I frown over the name for a moment. “So is it legit?”

“All I know,” she says, “is that I used to correspond with a kid about your age before he got recruited by them. I never heard from him again. Worker teenagers are a valuable resource, until the blowback cripples them—and the LMD tries to recruit before the mob does. The LMD goes after other workers—sometimes for legitimately terrible crimes, sometimes for minor infractions. It can sour the soul. If someone told you about the Minority Division, then you need a lawyer, Cassel. You need someone to remind them you’re still a citizen with choices.”

I laugh, thinking of the holding cell, thinking of all the people who might still be in it. But even if I believed citizens had choices, the only person with any legal expertise I know is Barron, and all he managed was a couple years of pre-law at Princeton.
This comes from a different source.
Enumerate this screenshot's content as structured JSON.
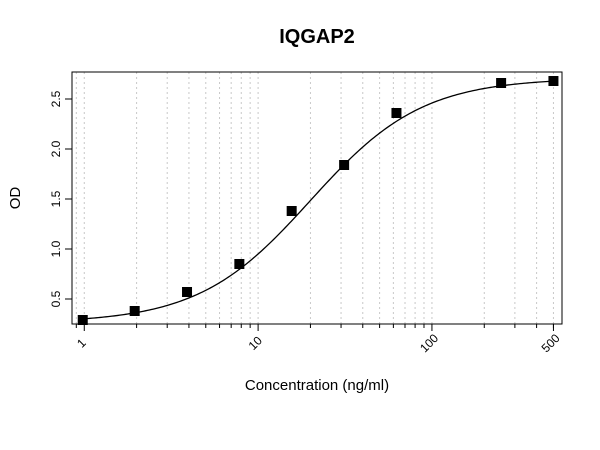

Mom has a lawyer, but I can’t pay him the way she does. Of course, there’s Mrs. Wasserman. She’s a lawyer, but she’s not exactly volunteering. “Okay. I’ll try to keep my nose clean.”

She pushes back a lock of woolly brown hair and manages to paint her forehead with dirt. “I don’t mean to say that they aren’t a worthwhile organization. And I’m sure that some kids wind up with fine, upstanding government jobs. I just want us to live in a world where worker kids don’t have to play cops or robbers.”

“Yeah,” I say. I can’t imagine that world. I don’t think I’d fit in there.

“You should go on into the house,” she says, and then smiles. “I can manage the rest of the vegetable picking.”

I stand up, understanding a dismissal when I hear one.

“I didn’t know what I was,” I say, swallowing hard. “Before. I didn’t mean to lie to you.”

Mrs. Wasserman looks up at me, shading her eyes with one gloved hand. For the first time in this conversation, she looks rattled.

* * *

Daneca and Sam are sitting on stools at the massive island in her kitchen. Resting on the marble counter in front of him is a glass of iced tea with a sprig of actual mint stuffed into it.

“Hey, Cassel,” Daneca says. She’s wearing a white T-shirt and jeans with knee-high brown suede boots. One purple-tipped braid hangs in front of her face. “You want something to drink? Mom just went to the store.”

“I’m good,” I say, shaking my head. I always feel awkward in Daneca’s house. I can’t help casing the joint.